1.3.2 Mise en garde et vérité

Quand Conrad, en novembre 1894, dans sa lettre à Wilfrid Hugh Chesson, nie la pertinence de « any criticism that would look for real description of places and events » (Conrad 1894d, p.186, cité plus haut), il n’a sûrement pas encore oublié ce qu’il écrivait à Marguerite Poradowska trois mois plus tôt, en août, à propos de An Outcast of the Islands : « Vous voyez que les Malais me tiennent. Je suis voué [à] Borneo. Ce qui m’ennuie le plus c[’est] que mes personnages sont si vrais.

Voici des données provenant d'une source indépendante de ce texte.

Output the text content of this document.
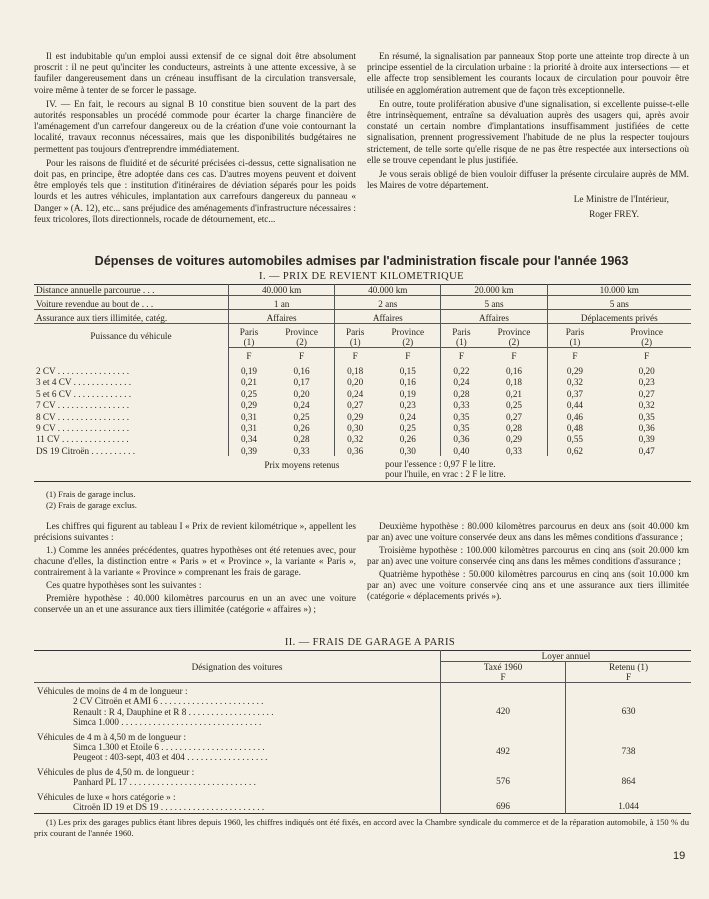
Il est indubitable qu'un emploi aussi extensif de ce signal doit être absolument proscrit : il ne peut qu'inciter les conducteurs, astreints à une attente excessive, à se faufiler dangereusement dans un créneau insuffisant de la circulation transversale, voire même à tenter de se forcer le passage.

IV. — En fait, le recours au signal B 10 constitue bien souvent de la part des autorités responsables un procédé commode pour écarter la charge financière de l'aménagement d'un carrefour dangereux ou de la création d'une voie contournant la localité, travaux reconnus nécessaires, mais que les disponibilités budgétaires ne permettent pas toujours d'entreprendre immédiatement.

Pour les raisons de fluidité et de sécurité précisées ci-dessus, cette signalisation ne doit pas, en principe, être adoptée dans ces cas. D'autres moyens peuvent et doivent être employés tels que : institution d'itinéraires de déviation séparés pour les poids lourds et les autres véhicules, implantation aux carrefours dangereux du panneau « Danger » (A. 12), etc... sans préjudice des aménagements d'infrastructure nécessaires : feux tricolores, îlots directionnels, rocade de détournement, etc...

En résumé, la signalisation par panneaux Stop porte une atteinte trop directe à un principe essentiel de la circulation urbaine : la priorité à droite aux intersections — et elle affecte trop sensiblement les courants locaux de circulation pour pouvoir être utilisée en agglomération autrement que de façon très exceptionnelle.

En outre, toute prolifération abusive d'une signalisation, si excellente puisse-t-elle être intrinsèquement, entraîne sa dévaluation auprès des usagers qui, après avoir constaté un certain nombre d'implantations insuffisamment justifiées de cette signalisation, prennent progressivement l'habitude de ne plus la respecter toujours strictement, de telle sorte qu'elle risque de ne pas être respectée aux intersections où elle se trouve cependant le plus justifiée.

Je vous serais obligé de bien vouloir diffuser la présente circulaire auprès de MM. les Maires de votre département.

Le Ministre de l'Intérieur,

Roger FREY.

Dépenses de voitures automobiles admises par l'administration fiscale pour l'année 1963
I. — PRIX DE REVIENT KILOMETRIQUE
Distance annuelle parcourue . . .	40.000 km		40.000 km		20.000 km		10.000 km	
Voiture revendue au bout de . . .	1 an		2 ans		5 ans		5 ans	
Assurance aux tiers illimitée, catég.	Affaires		Affaires		Affaires		Déplacements privés	
Puissance du véhicule	Paris	Province	Paris	Province	Paris	Province	Paris	Province
	(1)	(2)	(1)	(2)	(1)	(2)	(1)	(2)
	F	F	F	F	F	F	F	F
2 CV . . . . . . . . . . . . . . . .	0,19	0,16	0,18	0,15	0,22	0,16	0,29	0,20
3 et 4 CV . . . . . . . . . . . . .	0,21	0,17	0,20	0,16	0,24	0,18	0,32	0,23
5 et 6 CV . . . . . . . . . . . . .	0,25	0,20	0,24	0,19	0,28	0,21	0,37	0,27
7 CV . . . . . . . . . . . . . . . .	0,29	0,24	0,27	0,23	0,33	0,25	0,44	0,32
8 CV . . . . . . . . . . . . . . . .	0,31	0,25	0,29	0,24	0,35	0,27	0,46	0,35
9 CV . . . . . . . . . . . . . . . .	0,31	0,26	0,30	0,25	0,35	0,28	0,48	0,36
11 CV . . . . . . . . . . . . . . .	0,34	0,28	0,32	0,26	0,36	0,29	0,55	0,39
DS 19 Citroën . . . . . . . . . .	0,39	0,33	0,36	0,30	0,40	0,33	0,62	0,47
	Prix moyens retenus			pour l'essence : 0,97 F le litre.
pour l'huile, en vrac : 2 F le litre.				
(1) Frais de garage inclus.
(2) Frais de garage exclus.

Les chiffres qui figurent au tableau I « Prix de revient kilométrique », appellent les précisions suivantes :

1.) Comme les années précédentes, quatres hypothèses ont été retenues avec, pour chacune d'elles, la distinction entre « Paris » et « Province », la variante « Paris », contrairement à la variante « Province » comprenant les frais de garage.

Ces quatre hypothèses sont les suivantes :

Première hypothèse : 40.000 kilomètres parcourus en un an avec une voiture conservée un an et une assurance aux tiers illimitée (catégorie « affaires ») ;

Deuxième hypothèse : 80.000 kilomètres parcourus en deux ans (soit 40.000 km par an) avec une voiture conservée deux ans dans les mêmes conditions d'assurance ;

Troisième hypothèse : 100.000 kilomètres parcourus en cinq ans (soit 20.000 km par an) avec une voiture conservée cinq ans dans les mêmes conditions d'assurance ;

Quatrième hypothèse : 50.000 kilomètres parcourus en cinq ans (soit 10.000 km par an) avec une voiture conservée cinq ans et une assurance aux tiers illimitée (catégorie « déplacements privés »).

II. — FRAIS DE GARAGE A PARIS
Désignation des voitures	Loyer annuel	
	Taxé 1960	Retenu (1)
	F	F

Véhicules de moins de 4 m de longueur :
2 CV Citroën et AMI 6 . . . . . . . . . . . . . . . . . . . . . . .
Renault : R 4, Dauphine et R 8 . . . . . . . . . . . . . . . . . . .
Simca 1.000 . . . . . . . . . . . . . . . . . . . . . . . . . . . . . . .	420	630

Véhicules de 4 m à 4,50 m de longueur :
Simca 1.300 et Etoile 6 . . . . . . . . . . . . . . . . . . . . . . .
Peugeot : 403-sept, 403 et 404 . . . . . . . . . . . . . . . . . .	492	738

Véhicules de plus de 4,50 m. de longueur :
Panhard PL 17 . . . . . . . . . . . . . . . . . . . . . . . . . . . .	576	864

Véhicules de luxe « hors catégorie » :
Citroën ID 19 et DS 19 . . . . . . . . . . . . . . . . . . . . . . .	696	1.044
(1) Les prix des garages publics étant libres depuis 1960, les chiffres indiqués ont été fixés, en accord avec la Chambre syndicale du commerce et de la réparation automobile, à 150 % du prix courant de l'année 1960.
19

Je le[s] connais si bien qu’ils m’entravent l’imagination. » (Conrad 1894b, p.169).

Car même si l’on comprend « mes personnages sont si vrais » comme un jugement auto-satisfait de Conrad sur ses propres qualités littéraires (bien qu’il fût tout sauf enclin à l’auto-satisfaction), s’admirant lui-même comme il admirait Flaubert pour les mêmes raisons (« On ne questionne jamais pour un moment ni ses personnages ni ses événements ; on douterait plutôt de sa propre existence. » (Conrad 1892a, p.109)), on ne voit pas bien comment un tel succès créatif pourrait « entraver » l’imagination de l’écrivain.

La phrase sonne plutôt comme si les visites de Conrad au fief d’Olmeijer sur le fleuve Berau étaient la source du diptyque Almayer’s FollyAn Outcast of the Islands.

Sinon, comment interpréter la partie I de A Personal Record ? Si Almayer n’est pas Olmeijer, pourquoi Conrad insiste-t-il tant sur « having had the man and his surroundings with [him] since [his] return from the eastern waters » ? Pourquoi affirme-t-il que l’homme et son milieu « began to live again with a vividness and poignancy quite foreign to our former real intercourse » ? Pourquoi mentionne-t-il « the memory of things far distant and of men who had lived » ? (Conrad 1912a, pp.9-10).

La lettre à W. H. Chesson n’est sans doute pas à prendre trop au sérieux. Mais alors, pourquoi Conrad l’a-t-il écrite ? Pourquoi a-t-il senti le besoin de mettre en garde le lecteur professionnel contre une approche qui serait par trop « géographique » ?

Pour une seule raison possible : il craignait que son œuvre ne fût réduite à un récit de voyage. Il craignait la « qualification of ‘exotic writer’ », il craignait cette accusation (« charge ») qui pour lui n’était pas « at all justified », comme il l’explique dans son ‘Author’s Note’ à An Outcast of the Islands 41 … juste avant de continuer avec un souvenir qui montre combien la fiction était fondée quand même sur des observations :

‘The man who suggested Willems to me was not particularly interesting in himself. My interest was aroused by his dependent position, his strange, dubious status of a mistrusted, disliked, worn-out European living on the reluctant toleration of that Settlement hidden in the heart of the forest-land, up that sombre stream which our ship was the only white men’s ship to visit.[…] ’ ‘It was clear that in those days Willems lived on Almayer’s charity. (Conrad 1919c, p.xlv-xlvi).’
Notes
41.

Quitte à éclairer autrement ses craintes dans ‘Travel’ (Conrad 1923d, p.84) : « There is no fate so uncertain as the fate of books of travel. They are the most assailable of all men’s literary productions. The man who writes a travel book delivers himself more than any other into the hands of his enemies ».